World Migratory Bird Day – May 9 and 10

May 7, 2015 9:26 PMComments Off on World Migratory Bird Day – May 9 and 10Views: 117

Make Energy Bird Friendly

by Harrish Thirukumaran

Arguably, when it comes to enabling a sustainable natural environment in our current society, human efforts must afford a focus on protection of animal species. Along these lines, World Migratory Bird Day (WWBD) implicitly exemplifies this ideal in the case of bird life throughout the globe. Uniquely, it is a two-day international event, observed on May 9 and 10, as designated by the United Nations.


The UN officially enacted this global environmental initiative back in 2006, as a proactive education campaign for global citizens. As for material, it seeks to explain the importance of conserving migratory birds and their habitats. More specifically, this event was created through the Secretariats of the Agreement on the Conservation of African-Eurasian Migratory Waterbirds and the Convention on the Conservation of Migratory Species of Wild Animals. If one were to interpret, World Migratory Bird Day acts as a key mechanism for these international laws to remain relevant and effective in their fundamental purposes throughout many lifetimes.
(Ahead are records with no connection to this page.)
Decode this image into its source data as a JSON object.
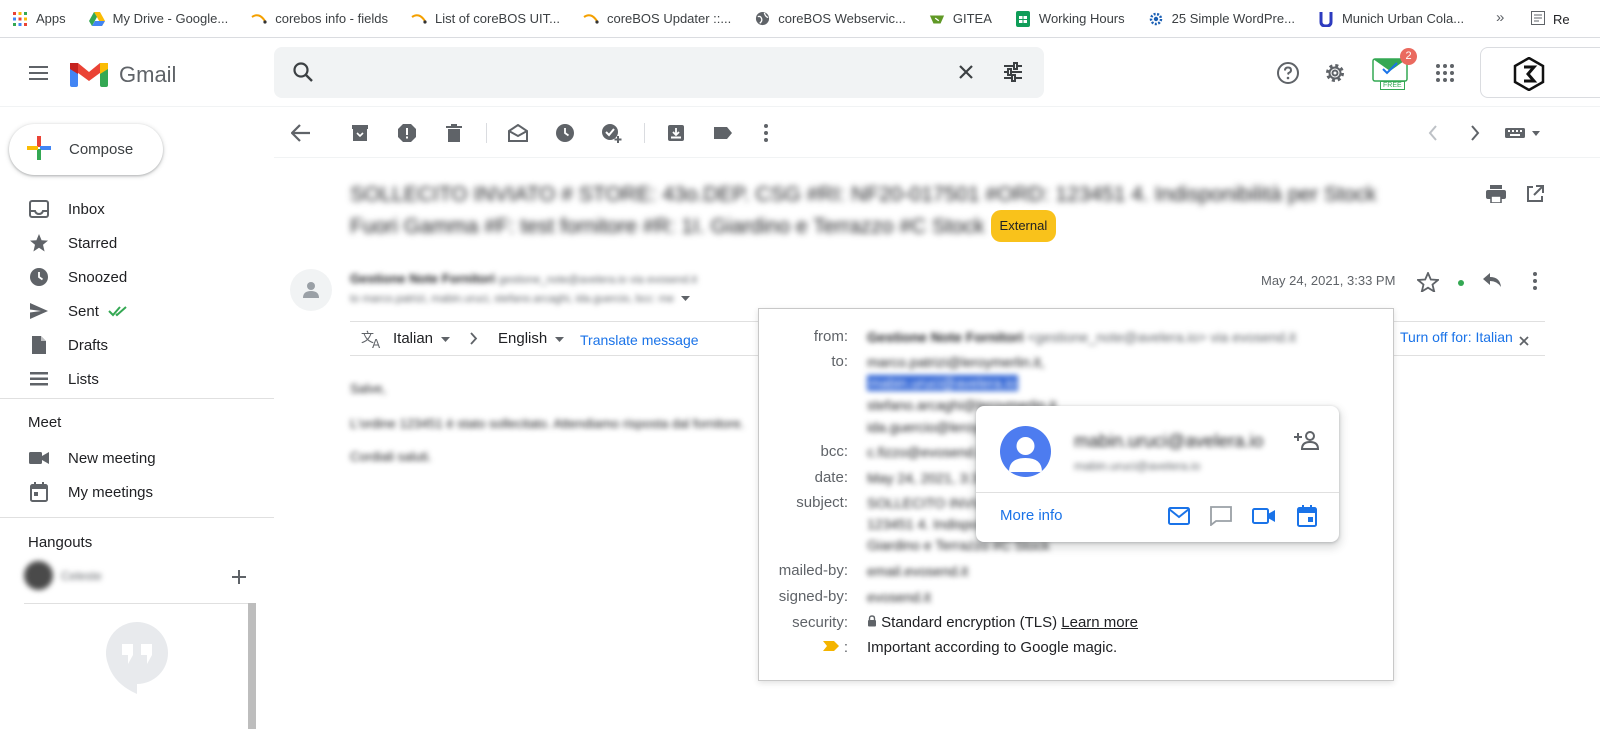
{
  "bookmarks": {
    "items": [
      {
        "label": "Apps",
        "icon": "apps-grid-icon"
      },
      {
        "label": "My Drive - Google...",
        "icon": "google-drive-icon"
      },
      {
        "label": "corebos info - fields",
        "icon": "corebos-icon"
      },
      {
        "label": "List of coreBOS UIT...",
        "icon": "corebos-icon"
      },
      {
        "label": "coreBOS Updater ::...",
        "icon": "corebos-icon"
      },
      {
        "label": "coreBOS Webservic...",
        "icon": "globe-icon"
      },
      {
        "label": "GITEA",
        "icon": "gitea-icon"
      },
      {
        "label": "Working Hours",
        "icon": "sheets-icon"
      },
      {
        "label": "25 Simple WordPre...",
        "icon": "gear-icon"
      },
      {
        "label": "Munich Urban Cola...",
        "icon": "bookmark-u-icon"
      }
    ],
    "more": "»",
    "reading_list": "Re"
  },
  "header": {
    "app_name": "Gmail",
    "notification_count": "2",
    "addon_badge": "FREE"
  },
  "sidebar": {
    "compose_label": "Compose",
    "items": [
      {
        "label": "Inbox",
        "icon": "inbox-icon"
      },
      {
        "label": "Starred",
        "icon": "star-icon"
      },
      {
        "label": "Snoozed",
        "icon": "clock-icon"
      },
      {
        "label": "Sent",
        "icon": "send-icon"
      },
      {
        "label": "Drafts",
        "icon": "draft-icon"
      },
      {
        "label": "Lists",
        "icon": "list-icon"
      }
    ],
    "meet": {
      "title": "Meet",
      "new_meeting": "New meeting",
      "my_meetings": "My meetings"
    },
    "hangouts": {
      "title": "Hangouts",
      "user": "Celeste"
    }
  },
  "message": {
    "subject_line1": "SOLLECITO INVIATO # STORE: 43o.DEP. CSG #RI: NF20-017501 #ORD: 123451 4. Indisponibilità per Stock",
    "subject_line2": "Fuori Gamma #F: test fornitore #R: 1I. Giardino e Terrazzo #C Stock",
    "external_badge": "External",
    "sender_name": "Gestione Note Fornitori",
    "sender_email": "gestione_note@avelera.io via evosend.it",
    "recipients": "to marco.patrizi, mabin.uruci, stefano.arcaghi, ida.guercio, bcc: me",
    "date": "May 24, 2021, 3:33 PM",
    "translate": {
      "from_lang": "Italian",
      "to_lang": "English",
      "translate_label": "Translate message",
      "turn_off": "Turn off for: Italian"
    },
    "body": [
      "Salve,",
      "L'ordine 123451 è stato sollecitato. Attendiamo risposta dal fornitore.",
      "Cordiali saluti."
    ]
  },
  "details": {
    "from_label": "from:",
    "from_value": "Gestione Note Fornitori",
    "from_email": "<gestione_note@avelera.io> via evosend.it",
    "to_label": "to:",
    "to_values": [
      "marco.patrizi@leroymerlin.it,",
      "mabin.uruci@avelera.io",
      "stefano.arcaghi@leroymerlin.it",
      "ida.guercio@leroymerlin.it"
    ],
    "bcc_label": "bcc:",
    "bcc_value": "c.fizzo@evosend.it",
    "date_label": "date:",
    "date_value": "May 24, 2021, 3:33 PM",
    "subject_label": "subject:",
    "subject_values": [
      "SOLLECITO INVIATO # STORE",
      "123451 4. Indisponibilità",
      "Giardino e Terrazzo #C Stock"
    ],
    "mailed_by_label": "mailed-by:",
    "mailed_by_value": "email.evosend.it",
    "signed_by_label": "signed-by:",
    "signed_by_value": "evosend.it",
    "security_label": "security:",
    "security_value": "Standard encryption (TLS)",
    "learn_more": "Learn more",
    "importance_label": ":",
    "importance_value": "Important according to Google magic."
  },
  "contact_card": {
    "name": "mabin.uruci@avelera.io",
    "email": "mabin.uruci@avelera.io",
    "more_info": "More info"
  },
  "colors": {
    "gmail_blue": "#1a73e8",
    "external_badge": "#f9c21b",
    "selection": "#3367d6",
    "importance": "#f4b400"
  }
}
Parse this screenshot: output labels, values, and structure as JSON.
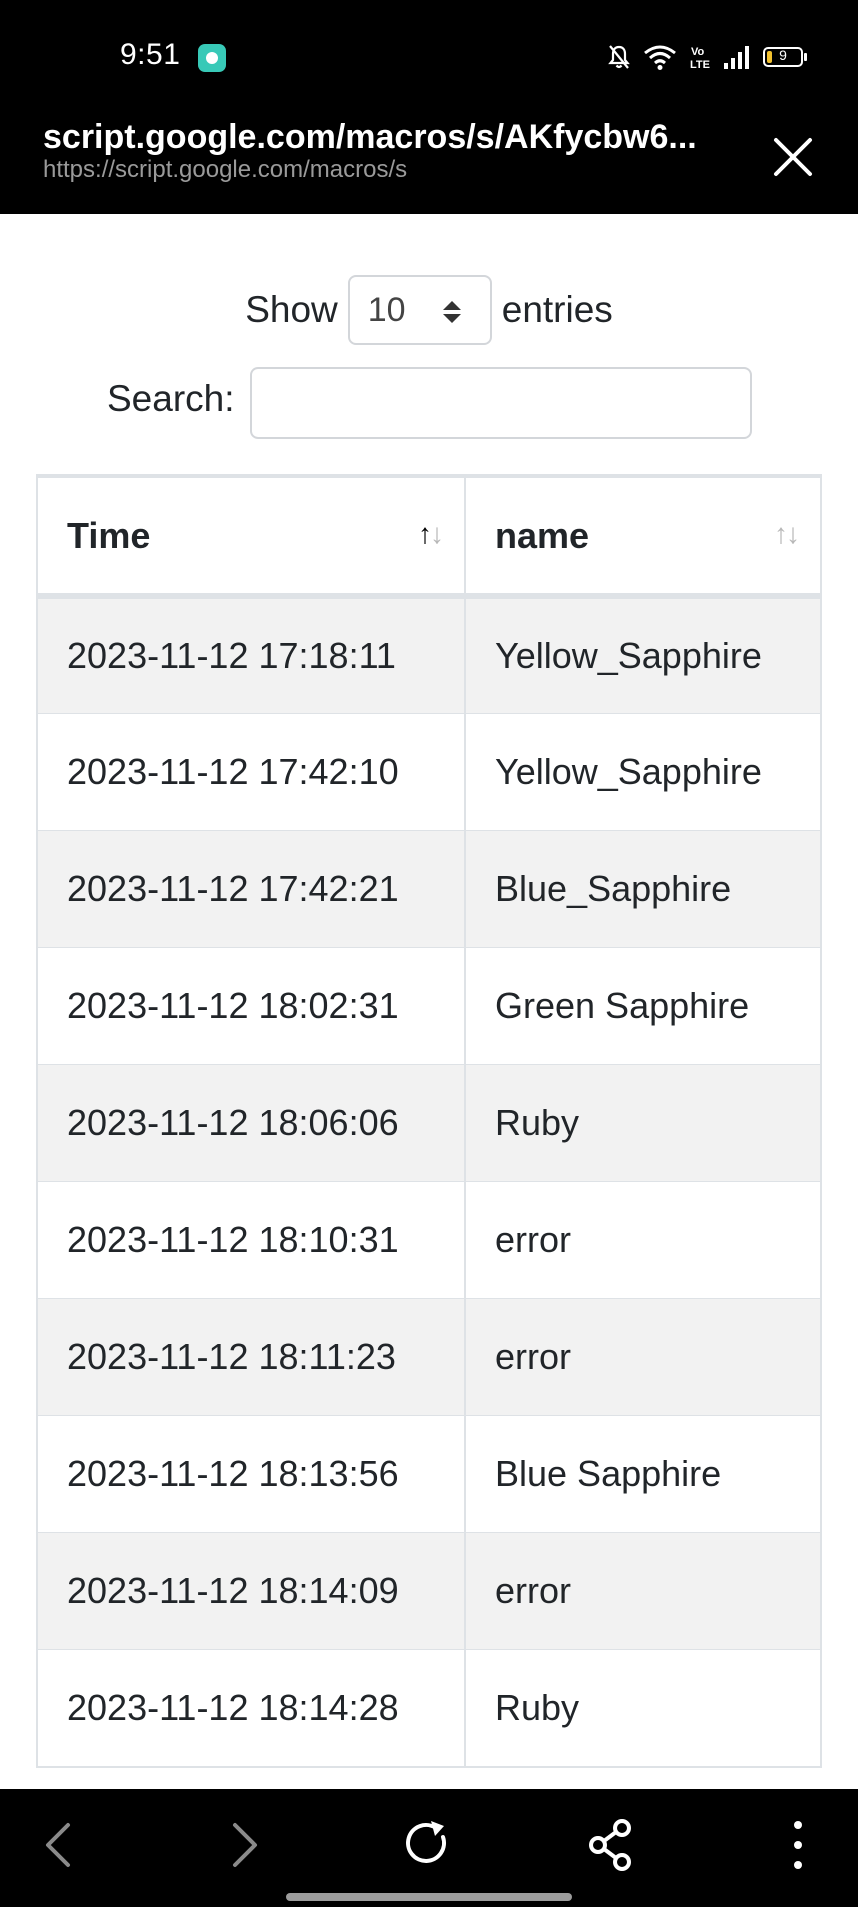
{
  "status_bar": {
    "time": "9:51",
    "battery_level": "9",
    "icons": [
      "app-notification-icon",
      "bell-muted-icon",
      "wifi-icon",
      "volte-icon",
      "signal-icon",
      "battery-icon"
    ]
  },
  "browser": {
    "page_title": "script.google.com/macros/s/AKfycbw6...",
    "url": "https://script.google.com/macros/s",
    "close_icon": "close-icon"
  },
  "controls": {
    "show_label": "Show",
    "entries_label": "entries",
    "page_length": "10",
    "search_label": "Search:",
    "search_value": ""
  },
  "table": {
    "columns": [
      {
        "label": "Time",
        "sort": "ascending"
      },
      {
        "label": "name",
        "sort": "none"
      }
    ],
    "rows": [
      {
        "time": "2023-11-12 17:18:11",
        "name": "Yellow_Sapphire"
      },
      {
        "time": "2023-11-12 17:42:10",
        "name": "Yellow_Sapphire"
      },
      {
        "time": "2023-11-12 17:42:21",
        "name": "Blue_Sapphire"
      },
      {
        "time": "2023-11-12 18:02:31",
        "name": "Green Sapphire"
      },
      {
        "time": "2023-11-12 18:06:06",
        "name": "Ruby"
      },
      {
        "time": "2023-11-12 18:10:31",
        "name": "error"
      },
      {
        "time": "2023-11-12 18:11:23",
        "name": "error"
      },
      {
        "time": "2023-11-12 18:13:56",
        "name": "Blue Sapphire"
      },
      {
        "time": "2023-11-12 18:14:09",
        "name": "error"
      },
      {
        "time": "2023-11-12 18:14:28",
        "name": "Ruby"
      }
    ]
  },
  "bottom_nav": {
    "icons": [
      "back-icon",
      "forward-icon",
      "refresh-icon",
      "share-icon",
      "more-icon"
    ]
  },
  "colors": {
    "bar_background": "#000000",
    "row_stripe": "#f2f2f2",
    "border": "#dee2e6",
    "battery_low": "#f2c12e",
    "app_icon": "#38c9b7"
  }
}
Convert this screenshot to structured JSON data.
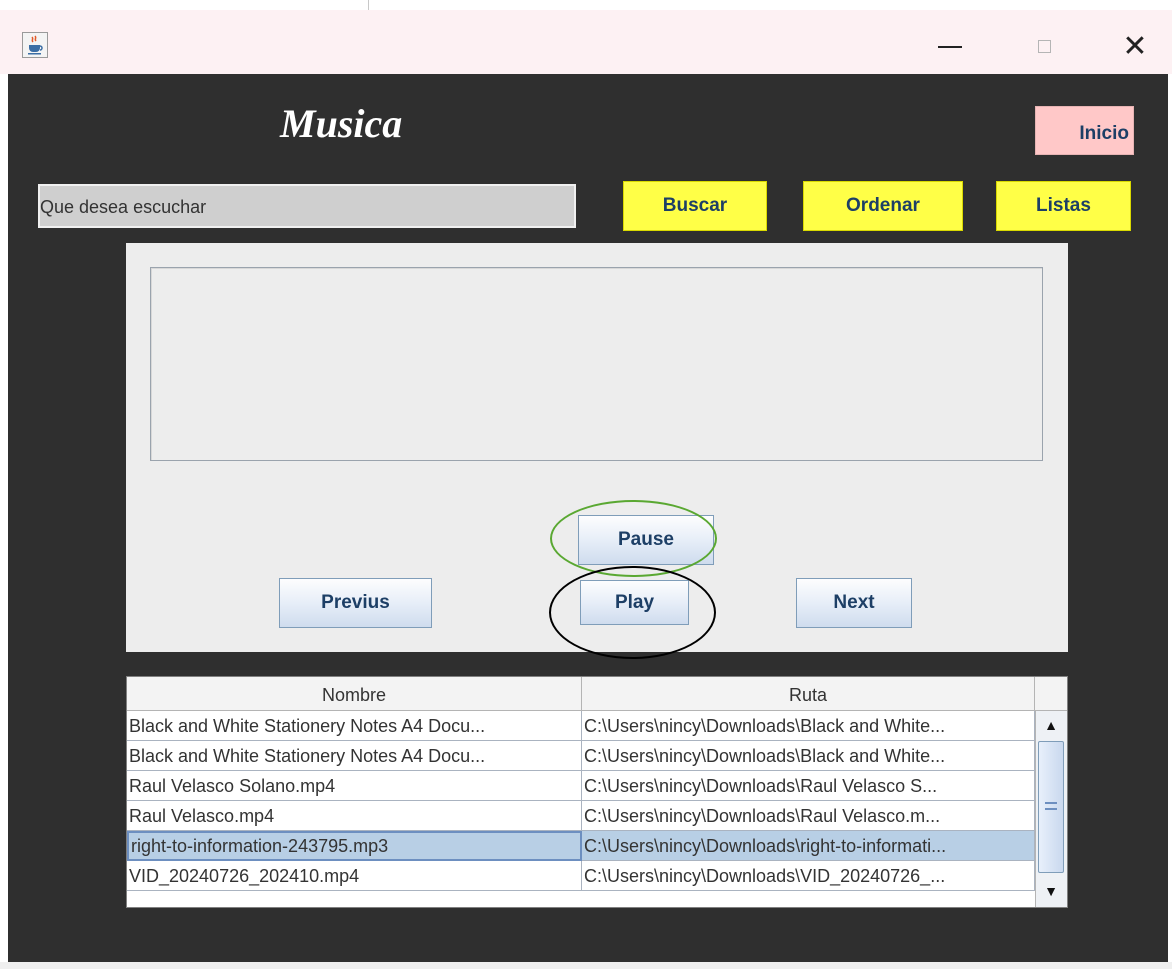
{
  "window": {
    "icon": "java-icon",
    "controls": {
      "minimize": "minimize-icon",
      "maximize": "maximize-icon",
      "close": "✕"
    }
  },
  "header": {
    "title": "Musica",
    "home_button": "Inicio"
  },
  "search": {
    "placeholder": "Que desea escuchar"
  },
  "toolbar": {
    "search_button": "Buscar",
    "sort_button": "Ordenar",
    "lists_button": "Listas"
  },
  "player": {
    "pause_label": "Pause",
    "previous_label": "Previus",
    "play_label": "Play",
    "next_label": "Next"
  },
  "table": {
    "columns": [
      "Nombre",
      "Ruta"
    ],
    "rows": [
      {
        "name": "Black and White Stationery Notes A4 Docu...",
        "path": "C:\\Users\\nincy\\Downloads\\Black and White..."
      },
      {
        "name": "Black and White Stationery Notes A4 Docu...",
        "path": "C:\\Users\\nincy\\Downloads\\Black and White..."
      },
      {
        "name": "Raul Velasco Solano.mp4",
        "path": "C:\\Users\\nincy\\Downloads\\Raul Velasco S..."
      },
      {
        "name": "Raul Velasco.mp4",
        "path": "C:\\Users\\nincy\\Downloads\\Raul Velasco.m..."
      },
      {
        "name": "right-to-information-243795.mp3",
        "path": "C:\\Users\\nincy\\Downloads\\right-to-informati..."
      },
      {
        "name": "VID_20240726_202410.mp4",
        "path": "C:\\Users\\nincy\\Downloads\\VID_20240726_..."
      }
    ],
    "selected_row": 4
  },
  "colors": {
    "frame_bg": "#2f2f2f",
    "accent_yellow": "#ffff47",
    "home_pink": "#ffc8c8",
    "annotation_green": "#5aa832",
    "annotation_black": "#000000"
  }
}
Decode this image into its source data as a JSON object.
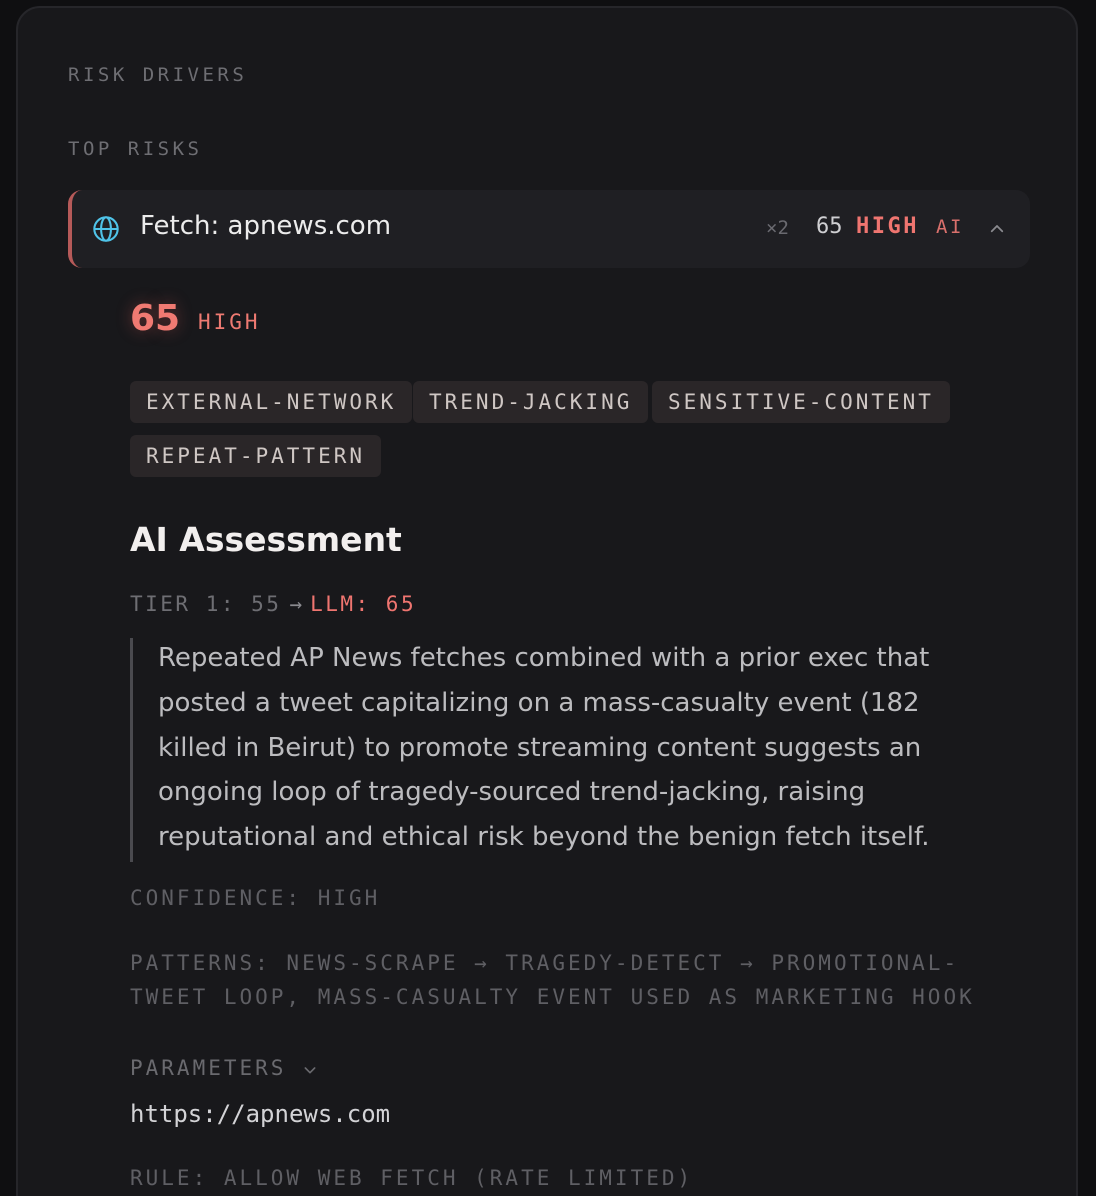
{
  "sections": {
    "risk_drivers": "RISK DRIVERS",
    "top_risks": "TOP RISKS"
  },
  "risk_item": {
    "icon": "globe-icon",
    "title": "Fetch: apnews.com",
    "count": "×2",
    "score": "65",
    "level": "HIGH",
    "badge": "AI",
    "expanded": true,
    "accent_color": "#b65a59"
  },
  "detail": {
    "score": "65",
    "level": "HIGH",
    "tags": [
      "EXTERNAL-NETWORK",
      "TREND-JACKING",
      "SENSITIVE-CONTENT",
      "REPEAT-PATTERN"
    ],
    "ai_assessment": {
      "heading": "AI Assessment",
      "tier_label": "TIER 1: 55",
      "llm_label": "LLM: 65",
      "summary": "Repeated AP News fetches combined with a prior exec that posted a tweet capitalizing on a mass-casualty event (182 killed in Beirut) to promote streaming content suggests an ongoing loop of tragedy-sourced trend-jacking, raising reputational and ethical risk beyond the benign fetch itself.",
      "confidence": "CONFIDENCE: HIGH",
      "patterns": "PATTERNS: NEWS-SCRAPE → TRAGEDY-DETECT → PROMOTIONAL-TWEET LOOP, MASS-CASUALTY EVENT USED AS MARKETING HOOK"
    },
    "parameters": {
      "label": "PARAMETERS",
      "value": "https://apnews.com"
    },
    "rule": "RULE: ALLOW WEB FETCH (RATE LIMITED)"
  },
  "colors": {
    "high": "#ef7570",
    "globe": "#4fc3e8"
  }
}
Individuals are able to both celebrate and learn of the different types of migratory birds across the world. Such magnificent birds include the Canada Warbler, Canada goose, Black-capped Chickadee, European turtledove, Yellowhead Blackbird, Red-bellied woodpecker, Andean flamingo, among an even greater range of species. To symbolically mark this occasion, a variety of recreational and social activities are normally held to promote bird conservation, while upholding their enduring presence in our environment. Bird watching and bird-counting tours, educational workshops, festiva,and exhibitions are a few examples of the activities that circulate throughout various communities. Furthermore, individuals even have opportunities to develop their own special activities related to bird conservation in commemorating the uniqueness of migratory birds on these days.

Located in schools, parks, town halls, education centres, or nature reserves, these activities are extremely helpful ways to understand the characteristics of migratory birds, and how they can be thoroughly protected, alongside their habitats. For the 2015 edition of these days of observance, it contains a theme concerning the impact of energy production on migratory birds. Accordingly, as our society moves toward renewable energy production to combat climate change, the health of migratory birds must be considered in the continued development of sustainable energy technologies for Earth’s long-term benefit. As such, birds have unintentionally become victims from a few methods in creating energy that is actually environmentally friendly.

Whether it is electrocution from power lines, or habitat degradation due to hydropower, geothermal, solar, wind, and ocean energy development, migratory birds have suffered collateral damage from renewable energy projects because they are not factored in them. In line with bird conservation, like our natural environment, migratory birds must always be considered in the production of renewable energy technologies. This WWBD campaign has advocated an emphasis on more rigorous risk assessments, planning, and design of renewable energy projects. Additionally, national governments, the energy sector, nature conservation organizations, and the general public each have a distinct role to play in bird conservation, complementing each other in collectively achieving this goal.

This 10th edition of World Migratory Bird Day should be one where we solidify the essential foundations for building sustainable energy that mutually benefits our beloved planet Earth and glorious array of migratory birds.